養育費を支払わない相手から適正な支払いを受けるための手段として「差し押さえ」があります。
養育費の差し押さえ手続きの流れ
まずは、相手が養育費を支払っていないことを確認します。
次に、養育費の支払い義務が明確になっている「債務名義」(例:調停調書や審判書、裁判所の判決書)があるかどうかが重要です。
この書類がない場合、差し押さえを進めることができません。
ココに注意
公正証書も債務名義に該当しますが、『執行受諾文言』(滞納時に強制執行を受けることに同意する文言)が付されていない場合、直ちに強制執行手続を行うことはできません。
内容証明郵便で支払いを請求
未払いが確認されたら、まず相手に正式な形で支払いを促す必要があります。
その手段として、法的証拠として使える「内容証明郵便」を送ることが効果的です。
内容証明郵便に記載すべき内容
- 未払いの養育費額と支払期日
- 支払いを求める期限(一般的には2週間程度)
- 支払わなければ法的措置を取る旨の通知
強制執行の申立て
相手が期限までに支払いを行わない場合、裁判所を通じて強制的に支払わせる「強制執行」を申立てます。
これは、相手の給与や預金、場合によっては不動産などの財産を差し押さえる手続きです。
強制執行に必要な書類
- 債務名義(養育費の支払いが定められた裁判所の判決書や調停調書など)
- 相手の財産に関する情報(給与が差し押さえ対象の場合、勤務先の会社名や住所。

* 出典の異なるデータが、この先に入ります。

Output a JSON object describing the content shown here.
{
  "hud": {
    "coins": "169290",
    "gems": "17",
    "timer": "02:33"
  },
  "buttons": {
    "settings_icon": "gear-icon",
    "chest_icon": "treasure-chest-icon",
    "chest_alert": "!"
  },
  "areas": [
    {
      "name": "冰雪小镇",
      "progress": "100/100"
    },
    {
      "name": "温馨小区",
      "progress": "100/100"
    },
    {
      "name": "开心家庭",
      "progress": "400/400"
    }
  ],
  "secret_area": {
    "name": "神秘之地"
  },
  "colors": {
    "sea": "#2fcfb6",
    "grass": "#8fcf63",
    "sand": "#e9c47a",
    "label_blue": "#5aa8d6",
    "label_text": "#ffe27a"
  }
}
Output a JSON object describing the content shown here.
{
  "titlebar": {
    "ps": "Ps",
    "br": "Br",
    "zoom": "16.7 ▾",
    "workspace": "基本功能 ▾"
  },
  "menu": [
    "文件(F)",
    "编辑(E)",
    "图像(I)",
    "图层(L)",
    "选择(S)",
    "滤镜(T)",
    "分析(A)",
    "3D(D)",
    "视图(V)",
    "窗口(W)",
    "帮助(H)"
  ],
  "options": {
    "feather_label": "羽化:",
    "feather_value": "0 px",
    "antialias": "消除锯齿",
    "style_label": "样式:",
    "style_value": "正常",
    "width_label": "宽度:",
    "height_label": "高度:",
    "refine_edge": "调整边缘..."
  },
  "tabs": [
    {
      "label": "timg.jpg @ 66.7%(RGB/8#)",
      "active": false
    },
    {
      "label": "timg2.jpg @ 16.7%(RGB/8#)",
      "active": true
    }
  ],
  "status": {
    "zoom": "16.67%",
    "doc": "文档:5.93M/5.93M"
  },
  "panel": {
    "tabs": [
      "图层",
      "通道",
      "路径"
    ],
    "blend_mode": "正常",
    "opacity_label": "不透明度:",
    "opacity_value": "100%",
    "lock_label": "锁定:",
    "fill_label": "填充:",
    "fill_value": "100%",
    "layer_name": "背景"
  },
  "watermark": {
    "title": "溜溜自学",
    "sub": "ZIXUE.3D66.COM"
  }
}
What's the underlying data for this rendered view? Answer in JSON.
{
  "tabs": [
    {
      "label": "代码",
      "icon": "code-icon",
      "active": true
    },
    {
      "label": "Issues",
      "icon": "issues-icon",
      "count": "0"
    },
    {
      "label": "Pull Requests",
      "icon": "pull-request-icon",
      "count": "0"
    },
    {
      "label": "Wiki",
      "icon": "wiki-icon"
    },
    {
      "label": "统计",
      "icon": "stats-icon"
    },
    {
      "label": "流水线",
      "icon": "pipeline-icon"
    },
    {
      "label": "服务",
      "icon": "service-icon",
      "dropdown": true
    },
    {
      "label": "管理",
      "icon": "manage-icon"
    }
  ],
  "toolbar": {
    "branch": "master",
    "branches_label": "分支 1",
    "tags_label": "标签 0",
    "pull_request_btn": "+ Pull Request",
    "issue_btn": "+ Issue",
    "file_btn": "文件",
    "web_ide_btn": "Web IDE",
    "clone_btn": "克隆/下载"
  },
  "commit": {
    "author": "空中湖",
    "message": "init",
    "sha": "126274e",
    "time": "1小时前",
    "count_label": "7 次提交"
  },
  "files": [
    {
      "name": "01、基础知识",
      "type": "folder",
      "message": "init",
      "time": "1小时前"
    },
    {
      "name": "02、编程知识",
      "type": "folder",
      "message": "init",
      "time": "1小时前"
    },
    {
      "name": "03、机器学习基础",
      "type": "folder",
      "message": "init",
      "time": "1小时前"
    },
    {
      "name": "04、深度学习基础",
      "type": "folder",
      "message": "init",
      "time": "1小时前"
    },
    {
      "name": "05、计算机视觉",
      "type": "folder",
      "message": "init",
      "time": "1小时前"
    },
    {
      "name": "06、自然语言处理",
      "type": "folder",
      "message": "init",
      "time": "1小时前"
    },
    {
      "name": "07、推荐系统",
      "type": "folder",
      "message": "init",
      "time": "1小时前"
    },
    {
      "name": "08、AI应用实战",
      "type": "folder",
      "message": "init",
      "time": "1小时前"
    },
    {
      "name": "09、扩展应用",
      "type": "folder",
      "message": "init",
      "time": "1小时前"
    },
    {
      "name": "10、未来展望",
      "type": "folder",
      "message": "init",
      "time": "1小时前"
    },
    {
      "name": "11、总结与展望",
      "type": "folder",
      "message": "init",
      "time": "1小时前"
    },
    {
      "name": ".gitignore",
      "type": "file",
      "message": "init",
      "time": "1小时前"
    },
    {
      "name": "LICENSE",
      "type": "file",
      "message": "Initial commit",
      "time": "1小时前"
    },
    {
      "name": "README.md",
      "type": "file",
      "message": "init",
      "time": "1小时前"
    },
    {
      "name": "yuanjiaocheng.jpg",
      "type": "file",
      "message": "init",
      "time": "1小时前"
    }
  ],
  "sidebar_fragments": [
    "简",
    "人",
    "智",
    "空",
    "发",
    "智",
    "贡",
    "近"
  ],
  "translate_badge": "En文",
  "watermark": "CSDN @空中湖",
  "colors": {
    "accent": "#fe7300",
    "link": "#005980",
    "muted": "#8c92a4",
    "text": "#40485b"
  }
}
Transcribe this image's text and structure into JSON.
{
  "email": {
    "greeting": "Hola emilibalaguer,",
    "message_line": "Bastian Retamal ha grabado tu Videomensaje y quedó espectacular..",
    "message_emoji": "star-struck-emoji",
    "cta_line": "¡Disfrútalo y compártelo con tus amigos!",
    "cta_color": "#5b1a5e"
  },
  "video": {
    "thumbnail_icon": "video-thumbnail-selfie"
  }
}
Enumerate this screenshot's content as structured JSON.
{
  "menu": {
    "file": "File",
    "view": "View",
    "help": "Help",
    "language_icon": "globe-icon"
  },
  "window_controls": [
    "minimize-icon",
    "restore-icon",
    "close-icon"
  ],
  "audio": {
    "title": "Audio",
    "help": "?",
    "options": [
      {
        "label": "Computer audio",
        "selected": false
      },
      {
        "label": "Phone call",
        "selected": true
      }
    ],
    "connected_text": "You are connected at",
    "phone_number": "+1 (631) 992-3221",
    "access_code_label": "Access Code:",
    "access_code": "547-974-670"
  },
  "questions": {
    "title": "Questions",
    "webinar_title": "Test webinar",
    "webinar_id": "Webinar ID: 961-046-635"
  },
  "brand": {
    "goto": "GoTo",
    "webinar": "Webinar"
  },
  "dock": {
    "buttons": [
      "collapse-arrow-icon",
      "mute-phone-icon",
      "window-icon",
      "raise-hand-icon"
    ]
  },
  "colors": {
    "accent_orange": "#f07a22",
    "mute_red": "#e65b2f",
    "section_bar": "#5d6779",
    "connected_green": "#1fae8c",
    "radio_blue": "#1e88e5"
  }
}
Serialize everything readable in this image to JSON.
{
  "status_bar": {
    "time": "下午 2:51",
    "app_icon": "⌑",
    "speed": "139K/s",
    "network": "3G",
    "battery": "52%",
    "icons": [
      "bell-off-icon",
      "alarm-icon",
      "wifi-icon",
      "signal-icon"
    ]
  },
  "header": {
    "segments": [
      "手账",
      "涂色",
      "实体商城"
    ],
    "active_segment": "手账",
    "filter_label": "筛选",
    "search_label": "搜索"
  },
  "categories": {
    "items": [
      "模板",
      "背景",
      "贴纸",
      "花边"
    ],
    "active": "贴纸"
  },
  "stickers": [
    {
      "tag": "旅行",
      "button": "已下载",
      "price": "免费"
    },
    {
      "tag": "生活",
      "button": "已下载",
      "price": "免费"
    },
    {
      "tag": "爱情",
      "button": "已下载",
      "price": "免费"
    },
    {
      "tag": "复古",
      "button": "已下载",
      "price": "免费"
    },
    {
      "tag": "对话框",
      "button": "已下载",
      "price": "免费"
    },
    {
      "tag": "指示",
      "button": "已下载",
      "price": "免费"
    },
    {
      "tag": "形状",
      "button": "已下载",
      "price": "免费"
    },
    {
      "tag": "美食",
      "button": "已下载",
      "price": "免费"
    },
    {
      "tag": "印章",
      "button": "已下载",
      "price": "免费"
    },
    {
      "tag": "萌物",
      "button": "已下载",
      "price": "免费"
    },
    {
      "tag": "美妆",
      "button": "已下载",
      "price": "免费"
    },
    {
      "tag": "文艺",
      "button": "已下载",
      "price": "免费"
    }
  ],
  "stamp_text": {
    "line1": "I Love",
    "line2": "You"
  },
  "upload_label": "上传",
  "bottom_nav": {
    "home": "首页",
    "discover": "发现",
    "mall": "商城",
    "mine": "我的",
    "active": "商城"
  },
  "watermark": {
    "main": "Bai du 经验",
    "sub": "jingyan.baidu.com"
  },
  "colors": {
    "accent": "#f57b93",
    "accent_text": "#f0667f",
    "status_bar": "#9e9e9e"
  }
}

預金口座なら銀行名、支店名など)
差し押さえの実行
裁判所が強制執行を認めると、次に実際の差し押さえが行われます。
一般的には相手の給与や預金口座が差し押さえ対象になります。
特に給与の場合、毎月の収入から一定額が養育費として差し押さえられます。
差し押さえの対象となるもの
- 給与
法的に保護される最低限の生活費を除いた部分が差し押さえの対象となります。 - 預金口座
相手の預金口座の残高に対して差し押さえが行われます。 - 不動産
場合によっては相手の所有する不動産が対象になることもありますが、これには別の手続きが必要です。
ポイント
通常、給料債権の差押えは給料の手取り額(税金や社会保険料等を控除した後の金額)の4分の1までというのが原則ですが、婚姻費用や養育費の場合には2分の1まで差し押さえることが可能です。